A ministra Cármen Lúcia votou nesta sexta-feira (22) para derrubar as alterações na Lei da Ficha Limpa aprovadas pelo Congresso Nacional no ano passado, que reduziram o alcance da inelegibilidade de políticos condenados.
Relatora da ação apresentada pela Rede Sustentabilidade, a ministra afirmou que as mudanças representam um “patente retrocesso” e violam princípios constitucionais ligados à moralidade pública e à probidade administrativa.

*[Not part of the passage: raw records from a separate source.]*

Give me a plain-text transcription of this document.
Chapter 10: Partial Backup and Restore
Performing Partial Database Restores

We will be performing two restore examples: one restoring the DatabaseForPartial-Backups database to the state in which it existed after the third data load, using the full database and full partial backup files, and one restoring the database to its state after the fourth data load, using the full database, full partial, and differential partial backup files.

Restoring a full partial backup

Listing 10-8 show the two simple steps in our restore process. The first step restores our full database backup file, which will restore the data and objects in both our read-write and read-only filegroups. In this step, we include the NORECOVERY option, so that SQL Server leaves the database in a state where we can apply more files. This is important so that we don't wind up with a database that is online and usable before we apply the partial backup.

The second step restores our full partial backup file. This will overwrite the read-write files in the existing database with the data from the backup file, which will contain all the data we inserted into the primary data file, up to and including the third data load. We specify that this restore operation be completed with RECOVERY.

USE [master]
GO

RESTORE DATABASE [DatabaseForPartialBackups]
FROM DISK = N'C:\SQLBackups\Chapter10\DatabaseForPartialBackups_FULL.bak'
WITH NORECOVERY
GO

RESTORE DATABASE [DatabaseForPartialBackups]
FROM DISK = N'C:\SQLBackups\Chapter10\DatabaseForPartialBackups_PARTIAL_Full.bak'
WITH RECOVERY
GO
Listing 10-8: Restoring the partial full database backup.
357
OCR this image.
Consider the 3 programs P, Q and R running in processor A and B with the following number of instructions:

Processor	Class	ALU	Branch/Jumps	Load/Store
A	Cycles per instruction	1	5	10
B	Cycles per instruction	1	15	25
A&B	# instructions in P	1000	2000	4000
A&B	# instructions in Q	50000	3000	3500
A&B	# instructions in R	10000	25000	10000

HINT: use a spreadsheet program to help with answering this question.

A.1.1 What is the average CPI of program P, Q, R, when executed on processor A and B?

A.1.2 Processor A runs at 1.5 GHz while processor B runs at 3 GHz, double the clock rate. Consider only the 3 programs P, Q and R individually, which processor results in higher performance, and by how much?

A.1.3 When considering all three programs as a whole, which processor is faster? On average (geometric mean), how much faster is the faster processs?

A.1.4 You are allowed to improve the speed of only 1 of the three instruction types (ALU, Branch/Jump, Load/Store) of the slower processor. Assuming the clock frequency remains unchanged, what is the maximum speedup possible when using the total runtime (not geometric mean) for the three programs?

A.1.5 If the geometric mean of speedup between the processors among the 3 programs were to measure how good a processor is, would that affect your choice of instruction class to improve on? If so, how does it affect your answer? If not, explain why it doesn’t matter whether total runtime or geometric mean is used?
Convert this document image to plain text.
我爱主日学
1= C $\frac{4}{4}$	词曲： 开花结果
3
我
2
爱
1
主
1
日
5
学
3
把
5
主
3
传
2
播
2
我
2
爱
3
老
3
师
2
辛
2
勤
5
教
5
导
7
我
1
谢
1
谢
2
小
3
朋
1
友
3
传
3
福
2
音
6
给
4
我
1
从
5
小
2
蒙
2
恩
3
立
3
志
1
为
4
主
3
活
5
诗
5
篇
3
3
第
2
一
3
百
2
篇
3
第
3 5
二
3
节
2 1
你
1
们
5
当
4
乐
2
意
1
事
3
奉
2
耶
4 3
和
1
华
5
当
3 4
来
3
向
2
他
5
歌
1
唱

“O Supremo Tribunal atua no sentido de afastar por antijurídicos quaisquer comportamentos e atos que impeçam, dificultem ou embacem a probidade administrativa e a moralidade pública inerente ao regime republicano”, escreveu.
Em outro trecho do voto, a ministra afirmou que “não pode participar da vida política-eleitoral quem descumpre as normas constitucionais e legais”.
O julgamento ocorre no plenário virtual do Supremo Tribunal Federal. Os ministros têm até o próximo dia 29 para registrar os votos. Até o momento, apenas Cármen Lúcia se manifestou.
A ação direta de inconstitucionalidade (ADI) foi protocolada no mesmo dia em que a nova legislação foi sancionada, em 30 de setembro do ano passado. O processo permaneceu por quatro meses no gabinete da relatora antes de ser liberado para julgamento.
A decisão do STF é acompanhada com expectativa por integrantes da classe política, já que pode impactar candidaturas nas eleições deste ano. Entre os nomes potencialmente atingidos estão Anthony Garotinho, Eduardo Cunha e José Roberto Arruda.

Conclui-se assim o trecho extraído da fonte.